Niagara Gazette — ALBANY — Gov. Andrew Cuomo's tough talk about Indian casinos breaks with the past practice of governors treading carefully with tribes sharply protective of their sovereign rights.
Cuomo's explanation is simple: Money disputes between the state and the tribes have simmered for years. Now he is proposing three casinos in yet-to-be disclosed locations in upstate New York. And he wants voters to decide on an amendment to the state constitution this year that would allow full casinos off of Indian land.
It's time to make decisions.
"I would imagine he's moving down his agenda and he needs some more money, maybe this is a good time to take it on," said Jeffrey Stonecash, who teaches political science at Syracuse University's Maxwell School. "I would imagine most of the people in the state are sympathetic to the state squeezing the Indian nations."
Cuomo was already in negotiations with the Oneida Indian Nation on May 9 when he warned that the state would consider allowing casinos near existing operations run by tribes that were not in good standing with the state.
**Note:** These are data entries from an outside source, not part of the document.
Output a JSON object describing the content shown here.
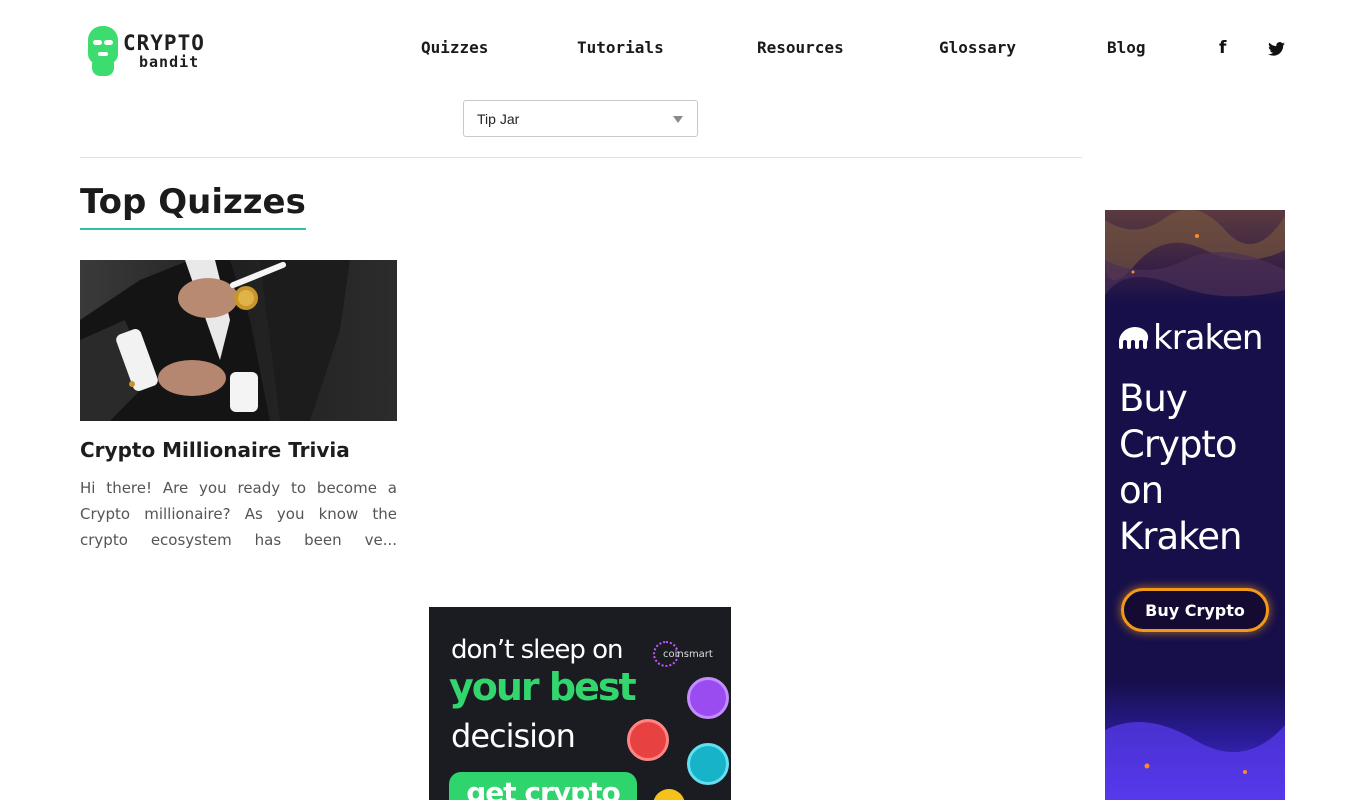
{
  "logo": {
    "line1": "CRYPTO",
    "line2": "bandit",
    "icon": "mask-icon",
    "color": "#3ddc6e"
  },
  "nav": {
    "items": [
      {
        "label": "Quizzes"
      },
      {
        "label": "Tutorials"
      },
      {
        "label": "Resources"
      },
      {
        "label": "Glossary"
      },
      {
        "label": "Blog"
      }
    ],
    "social": [
      {
        "label": "f",
        "icon": "facebook-icon"
      },
      {
        "icon": "twitter-icon"
      }
    ]
  },
  "tip_jar": {
    "selected": "Tip Jar",
    "icon": "chevron-down-icon"
  },
  "main": {
    "section_title": "Top Quizzes",
    "accent_color": "#2bc5a3",
    "quizzes": [
      {
        "title": "Crypto Millionaire Trivia",
        "description": "Hi there! Are you ready to become a Crypto millionaire? As you know the crypto ecosystem has been ve...",
        "image": "businessman-holding-bitcoin"
      }
    ]
  },
  "ads": {
    "kraken": {
      "brand": "kraken",
      "headline_lines": [
        "Buy",
        "Crypto",
        "on",
        "Kraken"
      ],
      "cta": "Buy Crypto",
      "cta_color": "#f29a16",
      "bg_color": "#160f4a"
    },
    "coinsmart": {
      "line1": "don’t sleep on",
      "line2": "your best",
      "line3": "decision",
      "brand": "coinsmart",
      "cta": "get crypto",
      "accent_color": "#33d56d"
    }
  }
}
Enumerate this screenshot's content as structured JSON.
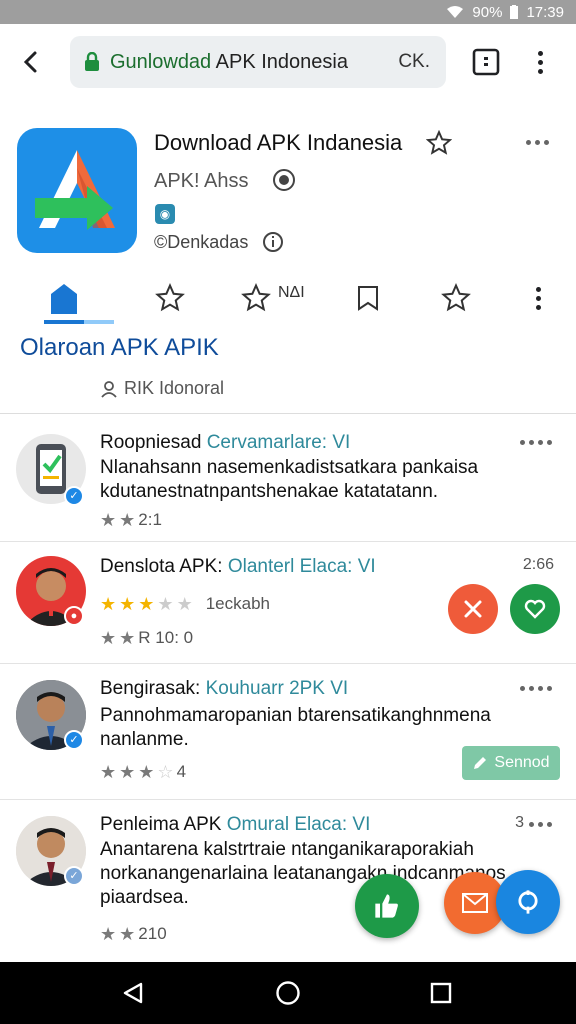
{
  "status": {
    "battery": "90%",
    "time": "17:39"
  },
  "toolbar": {
    "url_domain": "Gunlowdad",
    "url_rest": " APK Indonesia",
    "ok_label": "CK."
  },
  "app": {
    "title": "Download APK Indanesia",
    "developer": "APK! Ahss",
    "location": "©Denkadas",
    "section_title": "Olaroan APK APIK",
    "subline": "RIK  Idonoral",
    "action_label": "ΝΔΙ"
  },
  "reviews": [
    {
      "name": "Roopniesad",
      "highlight": "Cervamarlare: VI",
      "body": "Nlanahsann nasemenkadistsatkara pankaisa kdutanestnatnpantshenakae katatatann.",
      "rating": "2:1"
    },
    {
      "name": "Denslota APK:",
      "highlight": "Olanterl Elaca: VI",
      "time": "2:66",
      "tag": "1eckabh",
      "rating": "R 10: 0"
    },
    {
      "name": "Bengirasak:",
      "highlight": "Kouhuarr 2PK VI",
      "body": "Pannohmamaropanian btarensatikanghnmena nanlanme.",
      "rating": "4",
      "send_label": "Sennod"
    },
    {
      "name": "Penleima APK",
      "highlight": "Omural Elaca: VI",
      "time": "3",
      "body": "Anantarena kalstrtraie ntanganikaraporakiah norkanangenarlaina leatanangakn indcanmanos piaardsea.",
      "rating": "210"
    }
  ]
}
The talks bore fruit Thursday with an agreement that would provide exclusive territory for the Oneida's Turning Stone casino in central New York. The state would get a cut of casino revenue, and local tax and land disputes would be resolved.
Agreements will likely be harder with the Senecas and the Mohawks because of ongoing money disputes.
The Seneca Nation of Indians has withheld more than $500 million in casino payments to the state since 2009, claiming that New York violated a compact with the tribe by allowing video slot gambling in its exclusive western New York territory. The Senecas, who operate casinos in Buffalo, Niagara Falls and Salamanca, are in binding arbitration with the state.
Cuomo suggested Thursday that the Senecas' compact would not be renewed after 2016 if they do not reach a deal.